We got back to our airbnb and I didn't really have much time to rest because we had to pick up my eye drops, pay my bill at a bank, and then go to the museum with the David statue. I didn't want to keep missing things since we had already missed our wine tour because of my surgery. So...I definitely didn't have time to process what the heck had just happened to me. And off and on the rest of the trip I would freak out that my vision would never be fully back, that I wouldn't be able to play volleyball or do yoga again, and then would feel bad about feeling bad while on my dream vacation. Rachel so awesomely kept me from running into people and cars and falling on my face by being my eyes and giving me her arm to hold onto. I felt lucky to be able to continue with the trip and also frustrated that it had happened at all since it kept me from completely being able to be present in the places I was. I also had to go back for a checkup in Florence the next week where I was once again overwhelmed this time because of the language barrier. After some tears and help from a kind woman and a doctor who spoke English, I was able to get checked in and eventually seen. I also met a nice bilingual man who had also had to have retinal detachment surgery. Our last night in Florence, which was really my only day there, we came upon an amazing opera singer who completely touched me. I bought her music and she sweetly gave me a hug and wished me a good recovery.

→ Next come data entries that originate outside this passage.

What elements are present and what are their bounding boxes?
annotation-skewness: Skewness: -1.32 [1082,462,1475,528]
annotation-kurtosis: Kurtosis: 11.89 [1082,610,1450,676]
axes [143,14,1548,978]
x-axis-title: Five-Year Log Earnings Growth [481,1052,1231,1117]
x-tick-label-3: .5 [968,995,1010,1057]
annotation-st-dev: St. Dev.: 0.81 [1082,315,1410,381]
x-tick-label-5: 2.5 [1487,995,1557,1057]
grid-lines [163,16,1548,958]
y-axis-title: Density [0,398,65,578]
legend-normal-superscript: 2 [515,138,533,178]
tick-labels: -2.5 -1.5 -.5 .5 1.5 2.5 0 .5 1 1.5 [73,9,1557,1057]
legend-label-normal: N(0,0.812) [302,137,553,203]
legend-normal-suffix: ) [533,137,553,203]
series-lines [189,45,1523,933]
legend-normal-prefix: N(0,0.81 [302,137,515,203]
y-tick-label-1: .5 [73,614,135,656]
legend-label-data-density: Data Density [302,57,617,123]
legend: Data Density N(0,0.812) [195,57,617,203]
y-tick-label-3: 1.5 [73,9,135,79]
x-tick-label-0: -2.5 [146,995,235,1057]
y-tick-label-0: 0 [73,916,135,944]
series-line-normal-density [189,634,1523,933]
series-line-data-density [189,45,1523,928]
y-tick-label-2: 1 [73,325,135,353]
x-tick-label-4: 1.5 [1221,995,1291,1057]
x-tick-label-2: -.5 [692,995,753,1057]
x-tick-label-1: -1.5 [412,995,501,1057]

Being back, I am still dealing with the fears I had before that this could happen again, that I might not see fully again, and that I won't be able to do the things that I love. I'm checked out again in just over a week and hopefully will get some questions answered. This has been one of the most challenging things that has ever happened to me. Dealing with this, processing how it happened in Europe, and trying to find ways to cope that aren't exercise has been really difficult. The things that have been the bright side of this have been the kind people, Rachel's support, and realizing and having it reinforced that it is so damn important to make your dreams a reality as soon as you can because you never know what could happen to you.